The Presidency in Nigeria has explained the circumstances surrounding the review of petrol price band from 86.50 Naira to 145 Naira per litre.
The Minister of State for Petroleum Resources, Dr. Ibe Kachikwu, on Wednesday announced the new price and also an opening of importation to independent marketers and any Nigerian entity.
In a statement on Friday, Vice President Yemi Osinbajo gave further explanation about why the government made the decision which critics said carried with it ‘hardship’.
He said: “I have read the various observations about the fuel pricing regime and the attendant issues generated. All certainly have strong points.
“The most important issue of course is how to shield the poor from the worst effects of the policy. I will hopefully address that in another note”.
Professor Osinbajo explained that the real issue was not a removal of subsidy, pointing out that with $40 a barrel there was not much of a subsidy to remove.
He stressed that local consumption of fuel was almost entirely imported and that the Nigerian National Petroleum Corporation (NNPC) exchanged crude from its joint venture share to provide about 50% of local fuel consumption.
“The remaining 50% is imported by major and independent marketers.
“These marketers up until three months ago sourced their foreign exchange from the Central Bank of Nigeria at the official rate. However, since late last year, independent marketers have brought in little or no fuel because they have been unable to get foreign exchange from the CBN.
“The CBN simply did not have enough. (In April, oil earnings dipped to $550 million. The amount required for fuel importation alone is about $225million!),” the Vice President explained.
He stated that the NNPC had tried to cover the 50% shortfall by dedicating more export crude for domestic consumption.
The Vice President further said that “besides the short term depletion of the Federation Account, which is where the FG and States are paid from, and further cash-call debts pilling up, NNPC also lacked the capacity to distribute 100% of local consumption around the country. Previously, they were responsible for only about 50%. (Partly the reason for the lingering scarcity).
“We realised that we were left with only one option. This was to allow independent marketers and any Nigerian entity to source their own foreign exchange and import fuel. We expect that foreign exchange will be sourced at an average of about 285 Naira to the dollar, (current interbank rate).

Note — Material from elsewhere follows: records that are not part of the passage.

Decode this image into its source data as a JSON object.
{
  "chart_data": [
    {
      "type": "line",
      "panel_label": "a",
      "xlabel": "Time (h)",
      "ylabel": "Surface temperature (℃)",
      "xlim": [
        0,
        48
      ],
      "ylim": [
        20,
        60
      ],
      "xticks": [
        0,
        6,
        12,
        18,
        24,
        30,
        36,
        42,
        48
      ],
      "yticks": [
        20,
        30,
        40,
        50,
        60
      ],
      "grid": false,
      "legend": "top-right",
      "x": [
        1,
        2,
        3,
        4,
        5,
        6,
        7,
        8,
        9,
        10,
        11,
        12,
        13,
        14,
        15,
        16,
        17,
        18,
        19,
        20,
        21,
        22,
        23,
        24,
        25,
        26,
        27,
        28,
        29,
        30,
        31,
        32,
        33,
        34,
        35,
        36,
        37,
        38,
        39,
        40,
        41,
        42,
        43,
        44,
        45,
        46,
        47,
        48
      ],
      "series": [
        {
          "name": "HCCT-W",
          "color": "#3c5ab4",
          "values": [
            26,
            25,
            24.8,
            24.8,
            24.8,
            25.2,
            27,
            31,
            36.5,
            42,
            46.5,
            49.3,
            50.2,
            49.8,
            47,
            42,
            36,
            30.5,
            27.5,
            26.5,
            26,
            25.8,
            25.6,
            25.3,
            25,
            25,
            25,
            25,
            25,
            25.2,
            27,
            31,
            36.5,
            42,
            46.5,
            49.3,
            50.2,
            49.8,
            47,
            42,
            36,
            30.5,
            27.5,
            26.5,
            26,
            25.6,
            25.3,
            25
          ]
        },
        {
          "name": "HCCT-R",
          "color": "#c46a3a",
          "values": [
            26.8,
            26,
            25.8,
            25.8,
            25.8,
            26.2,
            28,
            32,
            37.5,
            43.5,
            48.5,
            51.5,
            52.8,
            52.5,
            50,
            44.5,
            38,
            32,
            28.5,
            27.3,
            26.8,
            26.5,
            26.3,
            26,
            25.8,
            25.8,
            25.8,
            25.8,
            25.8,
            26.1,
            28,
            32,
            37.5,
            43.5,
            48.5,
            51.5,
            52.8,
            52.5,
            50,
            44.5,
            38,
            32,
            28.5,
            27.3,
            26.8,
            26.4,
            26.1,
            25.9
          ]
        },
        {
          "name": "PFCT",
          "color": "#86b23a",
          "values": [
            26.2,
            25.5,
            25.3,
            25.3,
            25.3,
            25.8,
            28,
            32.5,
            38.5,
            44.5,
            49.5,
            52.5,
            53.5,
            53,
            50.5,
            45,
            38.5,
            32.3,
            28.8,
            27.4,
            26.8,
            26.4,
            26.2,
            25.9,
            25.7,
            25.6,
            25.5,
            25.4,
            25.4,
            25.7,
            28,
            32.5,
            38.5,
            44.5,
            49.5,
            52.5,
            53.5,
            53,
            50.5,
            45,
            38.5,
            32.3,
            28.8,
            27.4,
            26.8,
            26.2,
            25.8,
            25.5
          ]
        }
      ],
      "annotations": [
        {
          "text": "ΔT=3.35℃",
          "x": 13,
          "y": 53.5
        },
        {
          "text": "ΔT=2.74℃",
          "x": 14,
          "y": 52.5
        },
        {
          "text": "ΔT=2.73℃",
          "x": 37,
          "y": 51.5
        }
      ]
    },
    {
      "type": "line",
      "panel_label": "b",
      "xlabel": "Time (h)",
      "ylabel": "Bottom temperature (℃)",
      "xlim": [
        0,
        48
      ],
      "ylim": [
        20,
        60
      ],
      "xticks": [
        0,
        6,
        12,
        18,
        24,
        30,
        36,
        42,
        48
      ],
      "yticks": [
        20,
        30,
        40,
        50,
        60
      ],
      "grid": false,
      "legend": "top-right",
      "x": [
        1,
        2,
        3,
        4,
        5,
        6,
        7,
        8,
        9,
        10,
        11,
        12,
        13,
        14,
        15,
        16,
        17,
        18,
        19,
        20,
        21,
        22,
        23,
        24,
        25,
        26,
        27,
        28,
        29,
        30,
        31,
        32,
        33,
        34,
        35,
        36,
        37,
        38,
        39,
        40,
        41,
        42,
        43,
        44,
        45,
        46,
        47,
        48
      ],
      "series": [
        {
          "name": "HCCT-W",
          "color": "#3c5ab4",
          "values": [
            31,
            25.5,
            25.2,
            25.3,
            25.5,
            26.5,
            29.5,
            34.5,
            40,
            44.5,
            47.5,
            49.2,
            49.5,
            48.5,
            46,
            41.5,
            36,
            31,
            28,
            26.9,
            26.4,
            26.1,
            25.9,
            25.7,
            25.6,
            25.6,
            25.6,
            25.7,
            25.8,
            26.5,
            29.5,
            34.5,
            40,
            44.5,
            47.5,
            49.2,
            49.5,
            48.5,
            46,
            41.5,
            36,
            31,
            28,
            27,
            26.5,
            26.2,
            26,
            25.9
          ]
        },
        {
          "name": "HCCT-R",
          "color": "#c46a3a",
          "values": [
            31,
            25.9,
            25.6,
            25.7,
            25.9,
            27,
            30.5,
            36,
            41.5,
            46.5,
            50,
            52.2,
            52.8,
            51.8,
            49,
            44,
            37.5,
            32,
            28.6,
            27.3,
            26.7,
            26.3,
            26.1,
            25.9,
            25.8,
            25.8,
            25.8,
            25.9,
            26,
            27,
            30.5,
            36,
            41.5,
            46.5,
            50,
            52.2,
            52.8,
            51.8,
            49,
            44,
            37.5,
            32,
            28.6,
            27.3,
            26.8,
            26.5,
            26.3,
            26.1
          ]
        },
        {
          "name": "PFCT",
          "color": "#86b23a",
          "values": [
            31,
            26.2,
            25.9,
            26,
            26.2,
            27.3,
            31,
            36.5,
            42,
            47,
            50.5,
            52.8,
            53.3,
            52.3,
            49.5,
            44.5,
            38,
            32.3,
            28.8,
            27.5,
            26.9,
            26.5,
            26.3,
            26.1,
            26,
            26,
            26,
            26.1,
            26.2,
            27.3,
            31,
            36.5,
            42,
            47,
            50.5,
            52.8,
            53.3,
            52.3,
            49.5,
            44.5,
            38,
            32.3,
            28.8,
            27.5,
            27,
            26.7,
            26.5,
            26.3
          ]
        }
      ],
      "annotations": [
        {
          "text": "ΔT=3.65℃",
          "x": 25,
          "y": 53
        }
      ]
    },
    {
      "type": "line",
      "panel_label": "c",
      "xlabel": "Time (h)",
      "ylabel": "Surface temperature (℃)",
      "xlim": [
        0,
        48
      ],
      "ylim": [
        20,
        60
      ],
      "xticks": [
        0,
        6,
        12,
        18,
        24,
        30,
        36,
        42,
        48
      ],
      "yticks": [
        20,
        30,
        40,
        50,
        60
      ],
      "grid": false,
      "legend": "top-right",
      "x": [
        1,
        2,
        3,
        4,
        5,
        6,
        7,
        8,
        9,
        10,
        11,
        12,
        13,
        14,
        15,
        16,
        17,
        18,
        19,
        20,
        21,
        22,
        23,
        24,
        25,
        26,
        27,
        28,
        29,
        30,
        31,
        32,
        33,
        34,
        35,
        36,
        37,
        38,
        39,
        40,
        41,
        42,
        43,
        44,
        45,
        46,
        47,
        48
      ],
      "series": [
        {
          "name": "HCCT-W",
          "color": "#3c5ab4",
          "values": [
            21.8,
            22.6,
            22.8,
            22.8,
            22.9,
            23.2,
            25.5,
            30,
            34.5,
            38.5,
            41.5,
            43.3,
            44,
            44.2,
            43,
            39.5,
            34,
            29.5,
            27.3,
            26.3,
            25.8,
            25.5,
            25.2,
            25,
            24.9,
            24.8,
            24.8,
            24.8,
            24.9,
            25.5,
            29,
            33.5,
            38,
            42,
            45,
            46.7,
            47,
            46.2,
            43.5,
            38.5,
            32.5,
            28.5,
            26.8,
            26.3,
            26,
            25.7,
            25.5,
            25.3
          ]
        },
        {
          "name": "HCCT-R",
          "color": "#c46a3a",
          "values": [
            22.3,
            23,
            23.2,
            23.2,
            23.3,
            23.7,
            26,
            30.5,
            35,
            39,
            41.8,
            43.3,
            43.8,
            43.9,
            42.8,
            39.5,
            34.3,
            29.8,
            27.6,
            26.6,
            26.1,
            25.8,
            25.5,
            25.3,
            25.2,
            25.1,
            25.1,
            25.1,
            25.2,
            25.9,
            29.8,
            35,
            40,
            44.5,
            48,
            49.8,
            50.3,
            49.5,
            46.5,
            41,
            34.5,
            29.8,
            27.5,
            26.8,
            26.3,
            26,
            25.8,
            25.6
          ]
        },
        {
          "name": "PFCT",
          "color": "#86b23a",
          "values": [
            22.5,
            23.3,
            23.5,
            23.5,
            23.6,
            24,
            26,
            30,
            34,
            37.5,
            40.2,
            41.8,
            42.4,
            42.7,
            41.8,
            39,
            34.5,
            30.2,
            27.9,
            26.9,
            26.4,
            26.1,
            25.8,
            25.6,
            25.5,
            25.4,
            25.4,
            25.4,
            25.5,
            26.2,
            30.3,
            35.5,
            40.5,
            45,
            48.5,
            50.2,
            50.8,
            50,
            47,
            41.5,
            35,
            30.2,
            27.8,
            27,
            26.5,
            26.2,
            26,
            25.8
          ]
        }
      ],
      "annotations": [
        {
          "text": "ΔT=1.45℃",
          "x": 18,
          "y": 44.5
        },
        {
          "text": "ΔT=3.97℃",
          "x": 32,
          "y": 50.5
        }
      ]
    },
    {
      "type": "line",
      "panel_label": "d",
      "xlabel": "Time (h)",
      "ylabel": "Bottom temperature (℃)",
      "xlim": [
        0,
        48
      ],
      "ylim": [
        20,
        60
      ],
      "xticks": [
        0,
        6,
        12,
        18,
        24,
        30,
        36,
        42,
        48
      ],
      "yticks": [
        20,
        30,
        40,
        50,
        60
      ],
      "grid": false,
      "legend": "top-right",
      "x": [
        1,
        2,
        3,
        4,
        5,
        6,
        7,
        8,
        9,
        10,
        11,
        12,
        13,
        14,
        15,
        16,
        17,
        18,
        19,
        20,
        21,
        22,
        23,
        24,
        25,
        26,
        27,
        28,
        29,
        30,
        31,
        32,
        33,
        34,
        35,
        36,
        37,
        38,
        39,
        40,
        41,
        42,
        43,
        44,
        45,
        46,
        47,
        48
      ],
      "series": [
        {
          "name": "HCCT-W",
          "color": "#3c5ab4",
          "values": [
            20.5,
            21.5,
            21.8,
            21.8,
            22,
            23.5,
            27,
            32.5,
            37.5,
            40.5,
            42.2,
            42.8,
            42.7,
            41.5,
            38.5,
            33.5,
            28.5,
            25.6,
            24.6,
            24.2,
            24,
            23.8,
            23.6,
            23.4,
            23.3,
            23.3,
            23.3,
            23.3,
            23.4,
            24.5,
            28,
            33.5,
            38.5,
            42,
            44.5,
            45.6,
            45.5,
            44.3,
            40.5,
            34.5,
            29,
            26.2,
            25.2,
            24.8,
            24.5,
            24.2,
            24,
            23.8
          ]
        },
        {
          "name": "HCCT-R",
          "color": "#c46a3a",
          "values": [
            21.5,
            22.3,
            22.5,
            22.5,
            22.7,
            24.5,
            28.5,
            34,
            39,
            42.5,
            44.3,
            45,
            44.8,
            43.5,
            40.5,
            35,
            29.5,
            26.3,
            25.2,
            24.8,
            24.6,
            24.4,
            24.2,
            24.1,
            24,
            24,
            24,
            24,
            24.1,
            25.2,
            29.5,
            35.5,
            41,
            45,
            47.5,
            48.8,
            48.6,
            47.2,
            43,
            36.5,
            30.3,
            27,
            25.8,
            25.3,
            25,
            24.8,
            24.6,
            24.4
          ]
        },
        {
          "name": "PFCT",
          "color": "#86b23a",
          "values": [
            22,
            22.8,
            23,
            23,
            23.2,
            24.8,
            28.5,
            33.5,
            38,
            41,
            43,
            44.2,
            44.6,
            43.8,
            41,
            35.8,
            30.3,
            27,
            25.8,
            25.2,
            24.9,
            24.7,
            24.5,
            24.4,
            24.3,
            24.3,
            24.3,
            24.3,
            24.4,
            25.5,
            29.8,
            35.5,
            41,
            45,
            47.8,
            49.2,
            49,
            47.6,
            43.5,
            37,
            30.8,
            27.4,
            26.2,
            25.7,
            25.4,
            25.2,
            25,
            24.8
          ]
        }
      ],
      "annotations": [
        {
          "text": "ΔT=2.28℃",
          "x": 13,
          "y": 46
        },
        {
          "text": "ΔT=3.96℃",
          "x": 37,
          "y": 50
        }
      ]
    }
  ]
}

They would then be restricted to selling at a price between 135 Naira and 145 Naira per litre”.
Like the Minister, Professor Osinbajo also expects that with competition, more private refineries, and NNPC refineries working at full capacity, prices will drop considerably.
“Our target is that by Q4 2018 we should be producing 70% of our fuel needs locally. At the moment even if all the refineries are working optimally they will produce just about 40% of our domestic fuel needs.
“This is therefore not a subsidy removal issue but a foreign exchange problem, in the face of dwindling earnings,” he reiterated.